Madsen’s performance is a highlight, as it is in most of her films. She’s best known for her work in the 1992 horror film Candyman and for her Oscar-nominated performance in 2004’s Sideways. But lately, she’s taken on supporting roles in smaller indies like 1985 and Alex Ross Perry’s Her Smell, as well as television work (she appeared in the first season of ABC’s Designated Survivor).
When our conversation turned to #MeToo and the sexual harassment she experienced as a young “hot babe” in Hollywood in the ’80s, Madsen surprised me with her candor—she had previously mentioned said harassment in a brief Facebook post last year in the wake of reports about Harvey Weinstein. She doesn’t name names, but she did talk about about her experience and the emotional fallout in detail. We also discussed her experience with Hollywood ageism at 56 and her late realization that she’s “kind of slutty.” An edited and condensed transcript of our conversation appears below.
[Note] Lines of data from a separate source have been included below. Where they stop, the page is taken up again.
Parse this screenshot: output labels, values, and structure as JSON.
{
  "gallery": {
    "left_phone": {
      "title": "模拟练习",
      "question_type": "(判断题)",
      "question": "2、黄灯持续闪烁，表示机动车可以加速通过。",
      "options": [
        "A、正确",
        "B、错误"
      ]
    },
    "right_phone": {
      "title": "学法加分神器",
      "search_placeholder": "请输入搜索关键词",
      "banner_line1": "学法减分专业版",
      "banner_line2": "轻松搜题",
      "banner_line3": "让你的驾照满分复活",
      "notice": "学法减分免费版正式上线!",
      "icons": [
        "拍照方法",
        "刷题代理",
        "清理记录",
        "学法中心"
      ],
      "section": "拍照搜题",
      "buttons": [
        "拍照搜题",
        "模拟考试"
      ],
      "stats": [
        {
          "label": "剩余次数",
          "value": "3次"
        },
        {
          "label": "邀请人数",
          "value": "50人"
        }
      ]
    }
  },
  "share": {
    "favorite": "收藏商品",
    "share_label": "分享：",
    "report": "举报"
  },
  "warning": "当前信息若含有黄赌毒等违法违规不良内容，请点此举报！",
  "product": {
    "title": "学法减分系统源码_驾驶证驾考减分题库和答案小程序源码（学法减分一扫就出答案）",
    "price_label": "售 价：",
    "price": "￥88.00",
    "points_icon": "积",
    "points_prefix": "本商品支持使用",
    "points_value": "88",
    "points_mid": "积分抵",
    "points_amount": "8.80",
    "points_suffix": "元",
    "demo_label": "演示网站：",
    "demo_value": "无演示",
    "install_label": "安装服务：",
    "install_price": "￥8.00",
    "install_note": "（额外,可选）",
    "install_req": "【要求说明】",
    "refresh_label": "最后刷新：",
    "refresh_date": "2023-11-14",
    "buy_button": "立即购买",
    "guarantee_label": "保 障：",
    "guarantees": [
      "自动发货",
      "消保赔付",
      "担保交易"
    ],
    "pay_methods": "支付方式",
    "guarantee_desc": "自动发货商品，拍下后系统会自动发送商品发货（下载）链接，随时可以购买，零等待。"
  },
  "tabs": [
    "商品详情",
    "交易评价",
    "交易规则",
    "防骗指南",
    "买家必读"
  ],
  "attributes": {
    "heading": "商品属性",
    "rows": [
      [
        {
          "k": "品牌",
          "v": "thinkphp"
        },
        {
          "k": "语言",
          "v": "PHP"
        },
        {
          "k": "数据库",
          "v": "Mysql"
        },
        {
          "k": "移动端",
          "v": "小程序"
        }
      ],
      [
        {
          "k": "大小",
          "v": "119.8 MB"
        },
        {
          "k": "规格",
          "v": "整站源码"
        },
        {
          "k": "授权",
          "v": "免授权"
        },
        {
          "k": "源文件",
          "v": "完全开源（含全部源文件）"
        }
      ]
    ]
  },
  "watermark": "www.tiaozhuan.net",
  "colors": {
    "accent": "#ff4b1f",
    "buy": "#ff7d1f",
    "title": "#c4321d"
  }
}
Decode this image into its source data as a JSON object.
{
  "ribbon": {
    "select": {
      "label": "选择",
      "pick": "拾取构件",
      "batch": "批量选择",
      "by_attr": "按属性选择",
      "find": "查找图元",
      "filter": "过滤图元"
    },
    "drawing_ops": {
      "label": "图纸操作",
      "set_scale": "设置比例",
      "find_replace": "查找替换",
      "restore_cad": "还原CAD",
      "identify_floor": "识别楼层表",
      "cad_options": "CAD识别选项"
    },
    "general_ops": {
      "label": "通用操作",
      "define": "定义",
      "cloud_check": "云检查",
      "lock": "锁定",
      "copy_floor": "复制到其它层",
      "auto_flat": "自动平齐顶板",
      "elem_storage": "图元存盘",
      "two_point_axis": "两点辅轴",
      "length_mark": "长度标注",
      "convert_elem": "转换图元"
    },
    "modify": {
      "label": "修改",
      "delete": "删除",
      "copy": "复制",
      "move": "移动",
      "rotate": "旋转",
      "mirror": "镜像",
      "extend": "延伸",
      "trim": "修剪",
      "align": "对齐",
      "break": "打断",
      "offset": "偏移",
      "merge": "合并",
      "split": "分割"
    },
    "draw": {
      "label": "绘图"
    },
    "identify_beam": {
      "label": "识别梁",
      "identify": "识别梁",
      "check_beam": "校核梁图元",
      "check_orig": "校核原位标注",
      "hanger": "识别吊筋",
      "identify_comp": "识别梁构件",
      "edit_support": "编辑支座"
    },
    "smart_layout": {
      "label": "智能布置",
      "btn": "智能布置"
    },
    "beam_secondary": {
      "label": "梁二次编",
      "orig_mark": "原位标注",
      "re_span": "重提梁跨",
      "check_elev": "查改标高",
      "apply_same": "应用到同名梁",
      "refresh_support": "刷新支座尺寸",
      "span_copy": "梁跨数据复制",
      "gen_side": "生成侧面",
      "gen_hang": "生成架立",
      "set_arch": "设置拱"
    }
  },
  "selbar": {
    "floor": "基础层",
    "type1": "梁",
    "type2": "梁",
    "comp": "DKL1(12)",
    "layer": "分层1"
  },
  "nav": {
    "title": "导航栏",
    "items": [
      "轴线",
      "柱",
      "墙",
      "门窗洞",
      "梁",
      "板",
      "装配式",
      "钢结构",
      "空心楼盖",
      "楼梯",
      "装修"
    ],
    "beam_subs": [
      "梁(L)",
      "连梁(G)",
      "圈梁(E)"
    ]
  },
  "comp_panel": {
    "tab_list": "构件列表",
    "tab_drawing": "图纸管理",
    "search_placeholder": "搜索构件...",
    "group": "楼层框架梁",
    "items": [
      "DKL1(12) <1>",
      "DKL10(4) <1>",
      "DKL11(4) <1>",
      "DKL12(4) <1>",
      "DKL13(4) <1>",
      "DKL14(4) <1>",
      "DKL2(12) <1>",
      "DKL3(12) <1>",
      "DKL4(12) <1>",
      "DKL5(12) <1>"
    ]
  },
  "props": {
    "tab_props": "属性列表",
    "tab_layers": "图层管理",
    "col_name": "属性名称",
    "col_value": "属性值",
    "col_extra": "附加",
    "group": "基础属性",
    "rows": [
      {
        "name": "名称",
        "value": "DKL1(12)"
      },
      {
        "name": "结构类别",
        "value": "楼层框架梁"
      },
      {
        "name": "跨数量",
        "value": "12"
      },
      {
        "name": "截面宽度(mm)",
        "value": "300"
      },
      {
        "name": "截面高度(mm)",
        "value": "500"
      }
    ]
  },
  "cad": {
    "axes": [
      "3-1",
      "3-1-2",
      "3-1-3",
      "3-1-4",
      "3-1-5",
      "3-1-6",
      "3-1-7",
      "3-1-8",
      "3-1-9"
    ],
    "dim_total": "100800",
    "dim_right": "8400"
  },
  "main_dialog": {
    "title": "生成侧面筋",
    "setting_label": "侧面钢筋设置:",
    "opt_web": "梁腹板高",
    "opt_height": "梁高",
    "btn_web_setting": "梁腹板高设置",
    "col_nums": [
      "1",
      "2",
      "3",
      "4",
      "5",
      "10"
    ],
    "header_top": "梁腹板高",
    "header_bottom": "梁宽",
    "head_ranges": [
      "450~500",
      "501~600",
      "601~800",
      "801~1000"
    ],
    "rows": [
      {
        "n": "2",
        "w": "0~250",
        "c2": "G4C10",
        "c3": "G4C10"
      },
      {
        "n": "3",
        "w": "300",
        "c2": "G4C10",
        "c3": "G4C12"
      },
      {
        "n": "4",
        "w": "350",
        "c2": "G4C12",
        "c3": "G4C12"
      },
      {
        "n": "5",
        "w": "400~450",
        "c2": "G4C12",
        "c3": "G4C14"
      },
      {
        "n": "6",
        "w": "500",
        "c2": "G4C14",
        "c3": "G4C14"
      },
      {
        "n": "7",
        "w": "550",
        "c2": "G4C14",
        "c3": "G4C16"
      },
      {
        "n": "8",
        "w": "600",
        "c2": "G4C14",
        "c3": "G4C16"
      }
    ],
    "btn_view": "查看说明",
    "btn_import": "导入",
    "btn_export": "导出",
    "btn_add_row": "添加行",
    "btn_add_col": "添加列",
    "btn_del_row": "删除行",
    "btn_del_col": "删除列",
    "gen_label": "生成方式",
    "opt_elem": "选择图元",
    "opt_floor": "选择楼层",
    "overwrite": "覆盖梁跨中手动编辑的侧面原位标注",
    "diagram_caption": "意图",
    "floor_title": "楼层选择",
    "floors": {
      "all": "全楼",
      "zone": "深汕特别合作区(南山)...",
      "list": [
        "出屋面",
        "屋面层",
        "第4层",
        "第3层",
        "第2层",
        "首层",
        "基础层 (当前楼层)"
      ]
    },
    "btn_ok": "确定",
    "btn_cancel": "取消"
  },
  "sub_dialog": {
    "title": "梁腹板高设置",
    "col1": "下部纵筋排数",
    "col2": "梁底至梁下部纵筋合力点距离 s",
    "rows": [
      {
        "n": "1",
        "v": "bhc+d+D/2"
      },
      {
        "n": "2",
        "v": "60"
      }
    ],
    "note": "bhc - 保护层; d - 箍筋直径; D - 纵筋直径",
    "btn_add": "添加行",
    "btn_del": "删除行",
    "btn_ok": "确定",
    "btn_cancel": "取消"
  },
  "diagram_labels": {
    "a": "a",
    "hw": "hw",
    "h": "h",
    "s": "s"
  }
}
JEZEBEL: What did you think when you received the script for 1985?
VIRGINIA MADSEN: You know, I read a lot of bad scripts. I read a lot of bad writing. I try to be nice, but it’s work. This script was not work. It was something I fell in love with and felt very moved by. I felt there was an importance to this story, and I was looking for that. “Send me something with meaning, goddamn it.” I do need to pay the rent, but I need something that has depth and meaning. I’d been doing television. That’s the only place where the money is now, but that’s not satisfying. That’s a job. You make sure at least you’re having fun doing it, but I wanted something that people could feel something and learn something from.